Brace yourself. The world has just turned an important corner. Over the last couple of decades we have become used to prices being driven down by technology and greater efficiencies of production. Most of what we are buying today is considerably cheaper (at least in relative terms) than it was a few years ago. This is obvious in the case of many electronic products. You can pick up a decent TV today for just a few hundred pounds. Calculators are so cheap they almost give them away. Services also have come down in price. In the 1950s we spent a third of our income on food shopping. Today food shopping accounts for only around 10% of our income. The prices charged for market research, the product I peddled for many years, has similarly fallen manifold. These changes to the prices we pay are partly a result of technological advances and greater efficiencies in the way we work and produce things.
Inevitably there is a limit to the cost improvements that can be generated by greater efficiencies. There is also another factor to consider. We are changing the way we look at the world. There is only so much oil and gas in the ground. This is why we call such products “robber commodities”. The drive to produce more efficient sugar beet requires insecticides that kill bees. There is a limit to what we will tolerate in terms of affecting our environment. There is a limit to how low a wage we will accept for an hour’s work.
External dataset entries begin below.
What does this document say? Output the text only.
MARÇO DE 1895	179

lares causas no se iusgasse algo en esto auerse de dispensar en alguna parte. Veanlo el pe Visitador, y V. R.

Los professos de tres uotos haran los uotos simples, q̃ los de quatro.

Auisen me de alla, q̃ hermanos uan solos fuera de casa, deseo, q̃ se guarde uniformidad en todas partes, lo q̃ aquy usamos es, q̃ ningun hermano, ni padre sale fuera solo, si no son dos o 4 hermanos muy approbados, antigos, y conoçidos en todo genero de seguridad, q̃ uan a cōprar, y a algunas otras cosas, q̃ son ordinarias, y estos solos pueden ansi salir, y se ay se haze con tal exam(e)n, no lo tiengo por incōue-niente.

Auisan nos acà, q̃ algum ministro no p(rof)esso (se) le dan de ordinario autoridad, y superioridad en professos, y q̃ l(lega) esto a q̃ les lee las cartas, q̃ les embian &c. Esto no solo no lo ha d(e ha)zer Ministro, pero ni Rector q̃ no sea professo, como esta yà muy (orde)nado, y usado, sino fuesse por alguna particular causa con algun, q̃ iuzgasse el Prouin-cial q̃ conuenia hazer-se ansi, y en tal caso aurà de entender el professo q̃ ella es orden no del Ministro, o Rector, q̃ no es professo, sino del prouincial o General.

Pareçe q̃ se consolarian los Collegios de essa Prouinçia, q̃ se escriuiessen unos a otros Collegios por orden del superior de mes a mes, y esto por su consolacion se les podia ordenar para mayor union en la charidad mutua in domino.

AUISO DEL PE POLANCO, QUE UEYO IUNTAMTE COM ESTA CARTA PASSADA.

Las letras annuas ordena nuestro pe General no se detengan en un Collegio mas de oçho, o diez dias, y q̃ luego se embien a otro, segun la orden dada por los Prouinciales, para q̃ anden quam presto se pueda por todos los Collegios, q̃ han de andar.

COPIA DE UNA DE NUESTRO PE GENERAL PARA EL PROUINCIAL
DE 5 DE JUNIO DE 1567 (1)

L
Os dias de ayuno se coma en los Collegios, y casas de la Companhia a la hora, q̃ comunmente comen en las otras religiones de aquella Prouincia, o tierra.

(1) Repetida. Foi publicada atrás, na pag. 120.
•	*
As a result of the greater efficiencies of the last two or three decades there has been very little inflation. This is surely going to change. Globalisation and efficient supply chains are not going to go away but we have seen how they can be disrupted by a container ship getting stuck in the Suez Canal. We have seen how a political dispute between America and China can lead to higher tariffs. We can sense that a growing fervour for nationalism is leading to calls to “buy local”.
The result is going to be inflation. Prices are going to rise first of all for those products that people really desire and that the rich can afford. Education is already expensive and will become even more so. Luxury holidays (when we are allowed to have them) will boom and sell out quickly. The price of bikes is already climbing steeply and will continue to do so. The raw materials that are used to make products are hitting all-time highs. If you are running a business, you will find that you can put your prices up 5 or 10% and get away with it. The problem is everyone is going to be at it. This means that there will be profits to be made in the short term by price increases. Inflation will ultimately push up prices for everything and we will be in trouble. It is what happened in the 1970s when oil prices tripled and rising costs led to a recession in 1974. What we have learned from business models and frameworks is that there are some things that are highly predictable. Inflation looks like one of them. Brace yourself.